HEMBY BRIDGE – A group working to kill to the proposed Monroe Bypass hopes to enlighten area residents next week about what they see as the project’s shortcomings, while area leaders continue speaking out in favor of the nearly 20-mile highway.
The group MonroeBypassFacts.com will meet Tuesday, April 2, to discuss in part a recent resolution spearheaded by the Union County Chamber of Commerce and championed by area towns and leadership boards supporting the bypass. The resolution says the highway is a much-needed tool in alleviating traffic for Union County commuters and providing an economic boom for towns currently discussing partnerships to increase commercial real estate. Stallings leaders voted in favor of the resolution last week, despite Mayor Lynda Paxton’s protests, and Indian Trail is expected to bring the resolution to a vote soon.
“I feel strongly in support of the resolution of the bypass and I feel once it goes before council, the majority of council will support it, as well,” said Indian Trail councilmember Chris King, who will work to get the resolution added to an upcoming town agenda. Indian Trail has been working with Stallings and Matthews and Mint Hill in Mecklenburg County – all towns that could be affected by the bypass – to find ways to expand commercial real estate in the area. All four towns suffer from residential property owners making up too much of their tax bases, something that could be alleviated if the bypass brought in more businesses.
But the anti-bypass advocacy group MonroeBypassFacts.com, along with the Southern Environmental Law Center and select town leaders in western Union County, say the benefits of the proposed road have been overstated in a blind rush to build a project with $800 million that could better be spent on U.S. 74 or Old Monroe Road.
“We’re trying to get the facts out to people and bring people around to the consensus that the Monroe Bypass is a large waste of money and isn’t the best way to improve traffic,” said Karen Thomas, an organizer of MonroeBypassFacts.com.
Thomas stands to lose her eastern Union County farm if the bypass is built, she said.
“People need to know that the state’s own studies show the bypass will not alleviate traffic in the Stallings or Indian Trail area, though if you ask people why they think the state is building the bypass, the first thing they’re going to tell you is ‘to make it easier to get into Charlotte.’”
The MonroeBypassFacts.com meeting will take place Tuesday at 7 p.m. at the Hemby Bridge Community Center, at 7604 Secrest Short Cut Road.

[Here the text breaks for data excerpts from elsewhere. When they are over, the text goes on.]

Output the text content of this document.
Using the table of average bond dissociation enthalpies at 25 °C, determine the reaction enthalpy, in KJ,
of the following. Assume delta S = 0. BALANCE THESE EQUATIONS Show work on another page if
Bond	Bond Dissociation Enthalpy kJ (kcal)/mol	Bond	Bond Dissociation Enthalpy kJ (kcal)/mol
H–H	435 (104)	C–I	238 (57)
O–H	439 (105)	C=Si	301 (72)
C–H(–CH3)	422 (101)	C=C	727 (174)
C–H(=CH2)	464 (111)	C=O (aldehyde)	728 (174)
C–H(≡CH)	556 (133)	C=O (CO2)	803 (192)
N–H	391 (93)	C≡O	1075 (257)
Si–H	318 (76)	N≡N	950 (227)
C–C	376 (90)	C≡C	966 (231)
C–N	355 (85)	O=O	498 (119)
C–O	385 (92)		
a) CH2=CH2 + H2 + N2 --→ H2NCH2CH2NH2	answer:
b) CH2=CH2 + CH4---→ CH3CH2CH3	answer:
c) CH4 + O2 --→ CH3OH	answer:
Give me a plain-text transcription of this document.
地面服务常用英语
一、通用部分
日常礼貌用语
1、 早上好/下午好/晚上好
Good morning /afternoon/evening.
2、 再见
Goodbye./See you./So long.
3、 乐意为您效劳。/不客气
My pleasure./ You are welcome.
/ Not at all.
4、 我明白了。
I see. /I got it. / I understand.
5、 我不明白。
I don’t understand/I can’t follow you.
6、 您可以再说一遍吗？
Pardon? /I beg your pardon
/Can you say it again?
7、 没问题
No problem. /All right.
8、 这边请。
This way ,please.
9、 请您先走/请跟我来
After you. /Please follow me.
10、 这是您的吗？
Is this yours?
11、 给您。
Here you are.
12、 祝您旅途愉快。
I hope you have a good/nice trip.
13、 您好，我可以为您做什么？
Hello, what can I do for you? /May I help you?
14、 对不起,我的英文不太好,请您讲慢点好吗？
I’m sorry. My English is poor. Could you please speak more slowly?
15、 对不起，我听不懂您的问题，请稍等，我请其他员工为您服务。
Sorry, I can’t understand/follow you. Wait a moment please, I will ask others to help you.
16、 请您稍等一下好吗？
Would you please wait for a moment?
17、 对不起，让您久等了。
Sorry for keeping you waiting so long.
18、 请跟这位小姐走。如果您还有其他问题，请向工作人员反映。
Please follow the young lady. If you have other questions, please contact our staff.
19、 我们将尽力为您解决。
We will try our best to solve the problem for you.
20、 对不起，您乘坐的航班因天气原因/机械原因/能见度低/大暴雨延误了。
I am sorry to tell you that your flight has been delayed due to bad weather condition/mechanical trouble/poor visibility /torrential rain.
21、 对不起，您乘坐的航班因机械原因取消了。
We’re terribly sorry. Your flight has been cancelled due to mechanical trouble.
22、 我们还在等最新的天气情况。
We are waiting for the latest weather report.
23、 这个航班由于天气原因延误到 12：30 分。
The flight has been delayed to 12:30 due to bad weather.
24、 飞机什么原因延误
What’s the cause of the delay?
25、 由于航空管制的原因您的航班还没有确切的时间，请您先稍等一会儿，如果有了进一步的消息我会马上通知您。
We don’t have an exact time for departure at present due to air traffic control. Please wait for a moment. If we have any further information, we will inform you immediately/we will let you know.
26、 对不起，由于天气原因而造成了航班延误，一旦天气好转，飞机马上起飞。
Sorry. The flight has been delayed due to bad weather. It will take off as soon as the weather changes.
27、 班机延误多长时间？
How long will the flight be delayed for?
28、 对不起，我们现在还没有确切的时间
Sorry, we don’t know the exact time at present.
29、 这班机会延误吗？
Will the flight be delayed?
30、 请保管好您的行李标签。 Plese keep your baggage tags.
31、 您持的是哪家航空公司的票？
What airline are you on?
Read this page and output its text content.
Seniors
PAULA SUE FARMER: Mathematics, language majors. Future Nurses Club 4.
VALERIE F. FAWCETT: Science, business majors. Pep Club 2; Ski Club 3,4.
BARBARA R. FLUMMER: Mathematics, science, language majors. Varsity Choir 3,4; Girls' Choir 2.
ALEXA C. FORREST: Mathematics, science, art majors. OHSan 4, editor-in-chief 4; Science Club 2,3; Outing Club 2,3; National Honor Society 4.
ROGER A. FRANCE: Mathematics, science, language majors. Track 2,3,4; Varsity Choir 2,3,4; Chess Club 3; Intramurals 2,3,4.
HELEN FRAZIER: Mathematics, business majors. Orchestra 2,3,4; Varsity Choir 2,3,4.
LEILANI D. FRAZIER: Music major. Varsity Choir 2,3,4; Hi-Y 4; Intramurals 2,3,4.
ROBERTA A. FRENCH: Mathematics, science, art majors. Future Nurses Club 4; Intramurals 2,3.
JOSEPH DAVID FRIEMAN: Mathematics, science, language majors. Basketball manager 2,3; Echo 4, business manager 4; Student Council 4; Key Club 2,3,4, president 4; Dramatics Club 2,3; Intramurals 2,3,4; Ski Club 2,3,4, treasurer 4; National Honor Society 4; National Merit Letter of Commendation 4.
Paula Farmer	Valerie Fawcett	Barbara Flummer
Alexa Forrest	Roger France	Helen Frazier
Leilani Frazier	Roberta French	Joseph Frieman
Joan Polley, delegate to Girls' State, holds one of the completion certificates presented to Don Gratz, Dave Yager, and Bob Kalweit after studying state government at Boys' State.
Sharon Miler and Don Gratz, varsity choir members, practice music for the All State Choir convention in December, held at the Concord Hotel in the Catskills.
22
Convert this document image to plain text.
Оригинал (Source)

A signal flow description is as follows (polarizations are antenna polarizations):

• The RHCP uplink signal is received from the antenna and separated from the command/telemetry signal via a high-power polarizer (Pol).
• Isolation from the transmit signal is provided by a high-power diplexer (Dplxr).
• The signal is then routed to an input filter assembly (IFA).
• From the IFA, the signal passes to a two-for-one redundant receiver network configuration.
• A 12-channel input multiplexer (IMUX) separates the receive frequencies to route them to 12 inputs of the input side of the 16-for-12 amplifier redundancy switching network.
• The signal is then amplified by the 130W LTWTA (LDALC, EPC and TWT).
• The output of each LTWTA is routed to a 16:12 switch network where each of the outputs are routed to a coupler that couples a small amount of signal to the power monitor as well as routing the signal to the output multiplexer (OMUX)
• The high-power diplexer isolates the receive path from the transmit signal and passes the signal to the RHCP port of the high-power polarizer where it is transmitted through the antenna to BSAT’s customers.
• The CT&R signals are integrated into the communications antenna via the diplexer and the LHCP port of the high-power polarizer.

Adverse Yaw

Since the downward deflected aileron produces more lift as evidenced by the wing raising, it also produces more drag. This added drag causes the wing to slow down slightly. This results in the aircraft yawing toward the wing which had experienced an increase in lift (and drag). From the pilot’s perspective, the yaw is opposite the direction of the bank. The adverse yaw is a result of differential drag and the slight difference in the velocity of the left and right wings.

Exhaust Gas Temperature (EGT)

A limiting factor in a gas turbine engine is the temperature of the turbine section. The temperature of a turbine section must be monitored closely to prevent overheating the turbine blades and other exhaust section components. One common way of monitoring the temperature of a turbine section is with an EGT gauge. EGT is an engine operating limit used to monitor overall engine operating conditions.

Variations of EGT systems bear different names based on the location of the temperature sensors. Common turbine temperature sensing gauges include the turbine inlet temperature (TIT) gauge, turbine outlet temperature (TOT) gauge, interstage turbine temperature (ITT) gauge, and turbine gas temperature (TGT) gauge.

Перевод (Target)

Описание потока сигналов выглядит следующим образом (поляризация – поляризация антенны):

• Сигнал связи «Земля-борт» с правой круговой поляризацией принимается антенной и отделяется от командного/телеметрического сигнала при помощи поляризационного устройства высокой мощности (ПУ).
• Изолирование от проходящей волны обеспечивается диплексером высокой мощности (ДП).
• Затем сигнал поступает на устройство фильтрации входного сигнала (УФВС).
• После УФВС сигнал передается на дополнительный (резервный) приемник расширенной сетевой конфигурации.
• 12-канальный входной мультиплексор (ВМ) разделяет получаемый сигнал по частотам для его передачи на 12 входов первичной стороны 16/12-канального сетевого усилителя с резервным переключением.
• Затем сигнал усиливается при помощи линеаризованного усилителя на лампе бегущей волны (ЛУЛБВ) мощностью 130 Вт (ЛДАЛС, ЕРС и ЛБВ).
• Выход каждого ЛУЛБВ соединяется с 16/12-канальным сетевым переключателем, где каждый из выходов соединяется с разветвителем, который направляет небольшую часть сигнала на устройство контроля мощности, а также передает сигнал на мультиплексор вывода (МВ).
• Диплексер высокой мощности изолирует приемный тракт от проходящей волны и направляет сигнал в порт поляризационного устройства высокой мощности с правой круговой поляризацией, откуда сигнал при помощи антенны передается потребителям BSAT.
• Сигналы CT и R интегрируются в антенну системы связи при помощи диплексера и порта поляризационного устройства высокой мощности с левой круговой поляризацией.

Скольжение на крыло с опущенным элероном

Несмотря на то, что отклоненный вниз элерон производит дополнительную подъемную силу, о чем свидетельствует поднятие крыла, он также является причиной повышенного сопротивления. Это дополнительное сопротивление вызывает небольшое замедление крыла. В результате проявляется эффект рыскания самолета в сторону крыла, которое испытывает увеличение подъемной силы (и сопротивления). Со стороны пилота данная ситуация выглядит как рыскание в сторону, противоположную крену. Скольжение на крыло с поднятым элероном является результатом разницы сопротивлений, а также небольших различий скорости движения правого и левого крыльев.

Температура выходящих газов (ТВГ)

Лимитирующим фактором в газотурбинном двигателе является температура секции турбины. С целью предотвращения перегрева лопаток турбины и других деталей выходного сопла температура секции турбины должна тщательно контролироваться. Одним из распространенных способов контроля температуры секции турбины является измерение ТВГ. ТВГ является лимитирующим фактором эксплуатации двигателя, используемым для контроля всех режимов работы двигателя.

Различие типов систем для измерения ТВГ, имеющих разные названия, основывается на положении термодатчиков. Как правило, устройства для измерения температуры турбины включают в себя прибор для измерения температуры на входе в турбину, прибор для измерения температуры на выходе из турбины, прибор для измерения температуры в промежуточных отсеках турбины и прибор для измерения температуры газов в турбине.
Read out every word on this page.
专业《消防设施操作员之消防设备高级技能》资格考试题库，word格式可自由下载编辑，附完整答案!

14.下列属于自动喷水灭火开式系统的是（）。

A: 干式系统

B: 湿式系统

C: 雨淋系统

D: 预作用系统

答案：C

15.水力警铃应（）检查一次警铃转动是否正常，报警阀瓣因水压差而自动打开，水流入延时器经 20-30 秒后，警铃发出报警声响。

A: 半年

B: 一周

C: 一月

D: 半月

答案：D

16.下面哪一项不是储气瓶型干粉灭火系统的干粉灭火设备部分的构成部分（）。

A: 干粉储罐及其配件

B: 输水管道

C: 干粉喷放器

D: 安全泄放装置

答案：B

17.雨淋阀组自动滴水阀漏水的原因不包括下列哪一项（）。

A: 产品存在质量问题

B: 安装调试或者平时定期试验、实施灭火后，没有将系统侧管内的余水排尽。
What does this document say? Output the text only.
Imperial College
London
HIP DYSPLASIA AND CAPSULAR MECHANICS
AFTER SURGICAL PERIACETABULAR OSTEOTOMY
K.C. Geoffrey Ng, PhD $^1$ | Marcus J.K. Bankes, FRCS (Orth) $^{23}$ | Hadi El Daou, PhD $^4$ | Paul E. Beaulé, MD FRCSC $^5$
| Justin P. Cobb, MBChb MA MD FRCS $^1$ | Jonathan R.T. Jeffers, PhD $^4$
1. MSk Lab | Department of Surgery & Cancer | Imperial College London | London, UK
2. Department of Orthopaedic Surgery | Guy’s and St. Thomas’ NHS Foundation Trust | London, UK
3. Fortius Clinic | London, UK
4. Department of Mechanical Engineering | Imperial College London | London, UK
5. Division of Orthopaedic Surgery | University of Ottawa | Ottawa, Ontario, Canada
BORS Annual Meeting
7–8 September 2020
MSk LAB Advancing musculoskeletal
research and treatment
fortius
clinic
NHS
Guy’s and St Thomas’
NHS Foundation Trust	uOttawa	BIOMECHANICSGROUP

What impact the bypass will have on commute times is still up for debate, with one local leader saying studies show it could reduce commute times on U.S. 74 by as much as five to seven minutes – or as few as 18 seconds. Some have argued the money might better be spent on improving U.S. 74, Old Monroe Road or even bringing a light rail line to Matthews.
The bypass, a toll road, would stretch from eastern Mecklenburg County to the Marshville area. Meanwhile, state officials are working on improvements to U.S. 74 that could include toll lanes or possibly a future light rail line in the center of the highway to help congestion there.
Stallings and the Union County Board of Commissioners recently approved a resolution supporting the bypass, though members of the Southern Environmental Law Center say the resolution is riddled with contradictions when compared to state transportation department studies.
Regardless if the resolution is a bit too optimistic in terms of the road’s ability to transform western Union County, some area leaders say the project is a must have.
When economic development groups have tried to bring businesses into Union County in the past, “we found a lot of people would begin to travel down U.S. 74 … and they would turn around and say, ‘We can’t come here,’” said Sharon Rosche, president of the Union County Chamber of Commerce. “If we did have that much-needed traffic-helper road, it will do wonders for the entire county.”
Rosche said the road’s approval would be particularly good news to logistic companies, giving them “a big leg up, especially during the summer and fall” because of beach traffic.
Rosche said the chamber will continue circulating its resolution supporting the bypass before taking it to state legislators.